Reason one: some people are just mean.
Well yeah, people are always going to be jerks. People are always going to say and do cruel things with the intention to hurt you. And they will hurt you, seemingly with relish. The old sayings tell you to kill 'em with kindness, that honey catches more flies. Sometimes, though, honey doesn't work, and reflexively you reach for the flyswatter. You and everybody else that kid has dealt with for the last sixteen years. All you can really do is not let it phase you, roll with the punches. Don't blink. What a shock to have those blows casually ignored. Sometimes enough of a shock to challenge a belief, and enough times and you may start to see a shift in behavior. Not always, not every day. But maybe.

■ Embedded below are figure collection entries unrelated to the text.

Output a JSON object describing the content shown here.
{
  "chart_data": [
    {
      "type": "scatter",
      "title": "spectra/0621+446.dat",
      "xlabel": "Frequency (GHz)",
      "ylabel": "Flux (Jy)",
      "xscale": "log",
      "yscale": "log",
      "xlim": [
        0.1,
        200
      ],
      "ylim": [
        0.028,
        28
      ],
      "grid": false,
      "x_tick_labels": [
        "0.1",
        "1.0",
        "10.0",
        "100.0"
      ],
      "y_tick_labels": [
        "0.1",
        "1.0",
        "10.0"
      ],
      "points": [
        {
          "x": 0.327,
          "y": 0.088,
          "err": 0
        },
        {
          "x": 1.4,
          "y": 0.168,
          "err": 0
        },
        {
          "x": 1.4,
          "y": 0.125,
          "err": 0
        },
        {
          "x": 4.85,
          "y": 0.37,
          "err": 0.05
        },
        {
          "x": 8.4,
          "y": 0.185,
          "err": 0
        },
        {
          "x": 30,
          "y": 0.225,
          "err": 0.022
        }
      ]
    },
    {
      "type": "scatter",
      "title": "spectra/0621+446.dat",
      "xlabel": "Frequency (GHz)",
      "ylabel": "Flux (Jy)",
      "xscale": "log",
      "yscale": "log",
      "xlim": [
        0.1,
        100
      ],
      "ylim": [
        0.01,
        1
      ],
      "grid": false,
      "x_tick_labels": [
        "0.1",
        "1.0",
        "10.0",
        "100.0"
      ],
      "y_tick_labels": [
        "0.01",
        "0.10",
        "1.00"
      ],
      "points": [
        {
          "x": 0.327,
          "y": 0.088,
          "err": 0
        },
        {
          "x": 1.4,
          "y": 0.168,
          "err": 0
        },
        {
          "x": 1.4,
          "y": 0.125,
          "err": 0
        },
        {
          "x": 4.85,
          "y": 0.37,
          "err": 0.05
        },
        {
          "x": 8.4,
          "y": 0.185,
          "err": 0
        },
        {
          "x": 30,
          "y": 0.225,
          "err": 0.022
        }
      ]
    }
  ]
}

Reason two: some people are just lazy
This one gets me. I hear my staff and faculty toss it around like it's something a kid actively participates in, like an extracurricular. I was a smart, capable kid. I was engaged. And damn was I lazy. It's so easy to forget how hard it is to be a teenager. Increasing responsibilities, plus all those hormones? It's only natural to shut down, or to do the bare minimum. To avoid. To hide. To complain. That was me. Hell, that's still me sometimes, and most people would agree that I did all right (in high school and since). The primary difference? My kids here at school have a fraction of the support I did. How can I abandon them too?
Reason three: Some people can't be fixed.
This is true, but not the way you might think. It's a fact of life. People will always think there is something inherently wrong with others. People who are different need to be fixed. People who are this or that, people who are angry or lazy, something is wrong with them. No. Something is wrong with you, me, the system, the world, that a kid can grow up with so much hate in her heart or so much weight on his shoulders. What's wrong is me, thinking I can change them. They may be broken, but that doesn't mean there is something wrong with them. There is so much right that I've been privileged to see this year. The angry girl channeling her aggression to challenge an injustice; the frustrated boy sticking with it, his pain visible, exposed by a simple algebraic equation; the spaz with a heart of gold showing me what it means to live in the moment (consequences be damned). There is nothing wrong with these kids except that they've always been told that there's something wrong with them. And I've told them that too, in my own moments of frustration, in my own moments of anger. And for that, I feel a deep sadness. Could I have done better, acted differently when faced with challenges, earned their trust, their respect? Probably. But in this moment, feeling pretty vulnerable as I mentally prepare for my last day, I can't change the past, I can't think about the things about myself that I want to fix. Because there's nothing wrong with me either.